ISO mapping was sourced from GitHub.

Visualizations and Findings

Insights were generated using Tableau Desktop. Unfortunately, uploading to Tableau Public didn't work out.

All Indicators were normalised within the workbook.

Initial data discovery was done in Jupyter Notebook: EDA

Data Source Structure

Key Findings: Data Analysis

Overall, the outbound and inbound tourism continues to grow (data doesn't include 2020 which had a major impact on tourism).

  • Total expenditure had 2 dips, one was possibly caused by the Great Depression in 2008-2009, is a second dip in 2015 caused by refugee migration and fear of traveling?
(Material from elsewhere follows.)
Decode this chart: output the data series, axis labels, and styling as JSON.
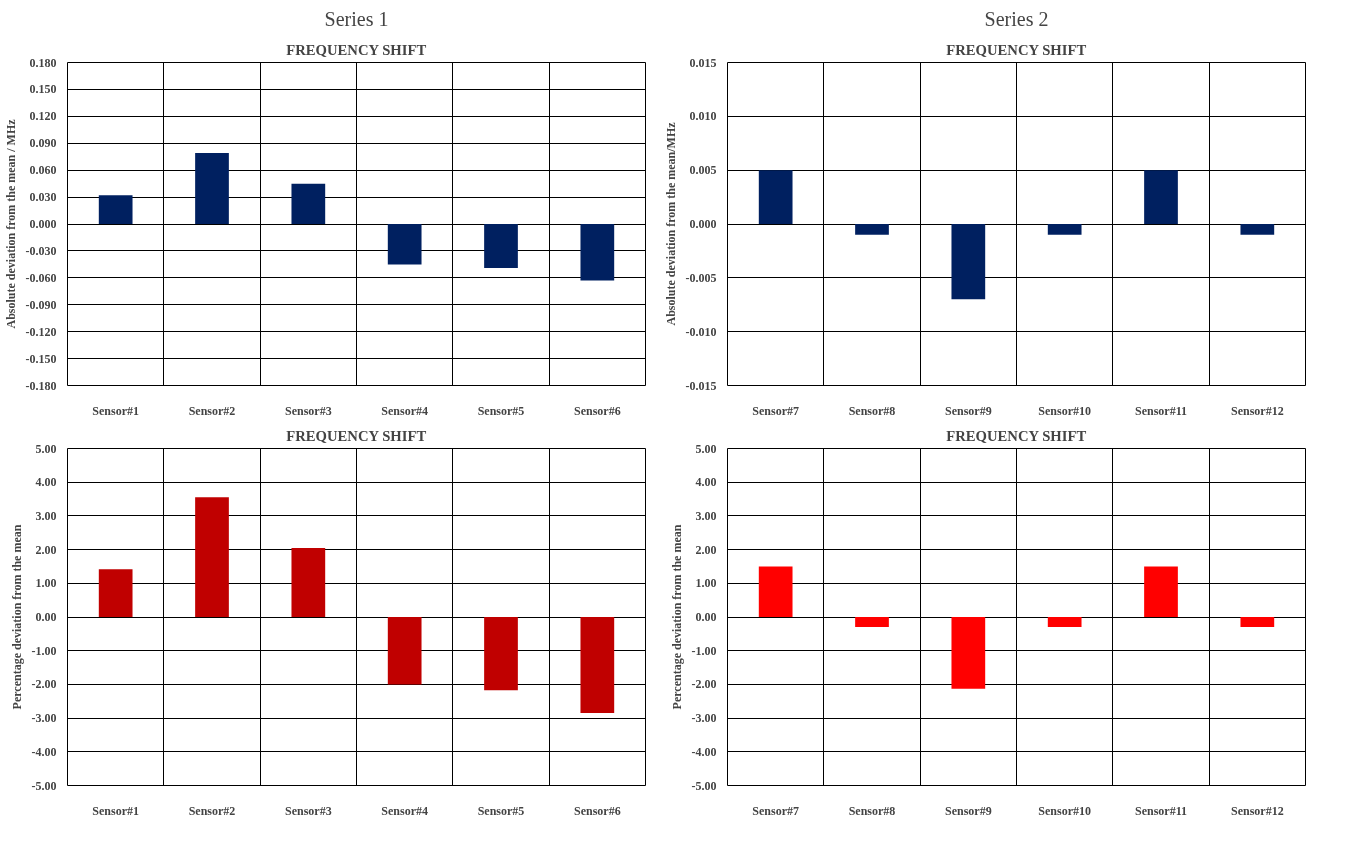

Do refugees count as visitors?
  • Germany and USA are top 2 countries for inbound and outbound tourism
  • USA had a significant increase from 2005 to 2006
  • In comparison, Germany enjoyed more steady rates of growth across all indicators

Next steps: For ETL:

  • Include more tests
  • Remove duplicates, outliers

For Analysis:

  • Understand possible cause in tourism indicators increase/deacrease better
  • Look at other aggreagate views (i.e. income split)

Running the Project

Steps:

  1. Clone the repository: git clone https://github.com/asdinara/tourism_analysis.git.
  2. Navigate to the project directory: cd tourism_analysis.
  3. Install necessary libraries: pip install -r requirements.txt.
  4. Run the main ETL script: python etl.py.

Future Enhancements

  • Integration with a data visualization tool for more interactive insights.
  • Expand the dataset to include more years/indicators.
  • Automate the ETL process for real-time data updates.